The Post: Ovvero un’indagine su noi stessi

Tom Hanks e Meryl Streep nel film The Post
Tom Hanks e Meryl Streep in una scena del film. Interpretano, rispettivamente, Katharine Kay” Graham e Benjamin “Ben” Bandlee

Un’indagine su corruzione e paradisi fiscali, tra intrighi e misteri irrisolti. Questo è il film The Post, che vede protagonisti Tom Hanks e Meryl Streep.

Diretto dal premio Oscar Steven Spielberg, il film è incentrato sull’inchiesta del Washington Post sul cosiddetto Panama Papers, un’ inchiesta di riciclaggio ed evasione fiscale all’interno del paese centramericano.

Panama Papers: Le origini dello scandalo e persone coinvolte

Nato dalla società Mossack Fonseca, Panama Papers è un fascicolo che, nell’arco di tempo che va dal 1977 al 2015, ha raccolto dati di paradisi fiscali nel mondo.

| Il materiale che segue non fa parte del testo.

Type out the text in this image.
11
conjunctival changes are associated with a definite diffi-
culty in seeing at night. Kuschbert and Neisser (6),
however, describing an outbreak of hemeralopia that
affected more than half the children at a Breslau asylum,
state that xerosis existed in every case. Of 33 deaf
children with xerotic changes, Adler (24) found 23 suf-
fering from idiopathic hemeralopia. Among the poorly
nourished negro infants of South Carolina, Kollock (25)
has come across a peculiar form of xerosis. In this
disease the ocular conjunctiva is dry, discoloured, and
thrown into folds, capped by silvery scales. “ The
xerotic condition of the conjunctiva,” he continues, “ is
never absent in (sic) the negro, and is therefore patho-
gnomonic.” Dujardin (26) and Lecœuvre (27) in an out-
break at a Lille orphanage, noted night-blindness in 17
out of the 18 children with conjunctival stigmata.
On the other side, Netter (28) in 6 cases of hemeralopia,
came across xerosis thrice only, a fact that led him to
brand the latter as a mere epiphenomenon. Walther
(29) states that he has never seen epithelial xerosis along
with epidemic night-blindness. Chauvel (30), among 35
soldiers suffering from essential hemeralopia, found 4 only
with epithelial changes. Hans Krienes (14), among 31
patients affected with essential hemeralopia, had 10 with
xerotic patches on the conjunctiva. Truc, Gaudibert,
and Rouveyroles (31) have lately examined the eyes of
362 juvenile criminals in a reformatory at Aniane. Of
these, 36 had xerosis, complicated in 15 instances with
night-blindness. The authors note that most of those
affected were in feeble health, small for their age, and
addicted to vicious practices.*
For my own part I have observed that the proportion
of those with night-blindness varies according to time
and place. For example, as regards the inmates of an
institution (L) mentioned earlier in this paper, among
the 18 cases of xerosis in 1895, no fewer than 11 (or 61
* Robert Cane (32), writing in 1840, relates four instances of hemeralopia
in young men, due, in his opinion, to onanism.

In particolare, in questi quarant’anni, ha saputo raccogliere ben undici milioni e mezzo di dati nel mondo, tra cui oltre due milioni di file PDF e oltre un milione di immagini. Questa indagine ha permesso di poter iscrivere nel registro dei sospettati ed indagati numerosi personaggi di spicco della politica mondiale.

In particolare, tra i tanti nomi noti della poltica, ve ne sono due che più di tutti saltano all’occhio: si tratta degli ex presidenti Mauricio Macri e Sigmundur David Gunnlargson. A capo, rispettivamente, dell’Argentina e dell’Islanda (il primo anche come presidente della Repubblica, il secondo come premier), i due sono stati coinvolti in affari poco chiari con la società offshore dalla quale avevano ricevuto acquisti o favori. In particolare, l’ex presidente argentino fu accusato di avere conti non dichiarati alle Bahamas già quando era in carica come sindaco di Buenos Aires.

Per quanto concerne l’ex premier islandese, il suo nome sarebbe legato alla società offshore e al fallimento bancario del paese nord europeo. Infatti, le indagini hanno permesso di appurare che Gunnlargson,all’epoca dei fatti, acquistò assieme alla moglie la società Wintris Inc. Questa società, secondo l’inchiesta, fu acquistata alla società Mossack Fonseca attraverso la società lussemburghese Lembanski.

Gunnlargson, senza dichiararne l’acquisto, cedette il suo 50% alla moglie, al momento del suo ingresso nel Parlameto Europeo nel 2009, per un dollaro. Ciò portò a numerose richieste di dimissioni, che tuttavia l’ex premier respinse con decisione. Affermò, anzi, il 4 aprile 2016, che l’inchiesta Panama Papers non fosse “nulla di nuovo” e che lui non aveva infranto alcuna regola. Tuttavia, in seguito a massicce manifestazioni di piazza, il giorno successivo rassegnò le dimissioni.

The Post: Tra realtà e finzione

Nella foto, da sinistra a destra: Meryl Streep, Steven Spielberg e Tom Hanks- The Post
Nella foto, da sinistra a destra: Meryl Streep, Steven Spielberg e Tom Hanks

Seguendo il filone di questa delicatissima inchiesta giudiziaria, il film si pone, tra finzione e realtà, come un’ indagine del dopo e su ciò che si può pubblicare.

Non a caso, il titolo The Post, che in inglese significa, per l’appunto, la pubblicazione, indica la resa pubblica dei fatti e rende partecipe lo spettatore di questo thriller che ha ricevuto due candidature agli Oscar per i due attori protagonisti.

Infatti, sia Tom Hanks che Meryl Streep, per le loro eccelse interpretazioni dei due giornalisti, nonchè colleghi del Washington Post, sono stati candidati alla statuetta,pur senza vincerla.

Meryl Streep al Festival di Berlino del 2016- The Post
Meryl Streep al Festival di Berlino del 2016

Meryl Streep: La carriera di un mostro sacro del cinema

Nonostante la vittoria non sia arrivata, per Meryl Streep si è trattata della ventunesima nomination agli Academy Awards,dove ha vinto tre volte: nel 1980 come miglior attrice protagonista in Kramer contro Kramer, mentre la seconda statuetta è arrivata nel 1983 come miglior attrice non protagonista nel film La scelta di Sophie. Infine, la terza statuetta è arrivata nel 2012 per la sua magistrale interpretazione della premier inglese Margaret Thatcher in The Iron Lady.

Una serie di numeri impressionanti, che certificano la grandezza di un’attrice che, a oltre settant’anni, riesce ancora a farci vivere grandi emozioni. E questo film è un’ ulteriore prova della sua grandezza.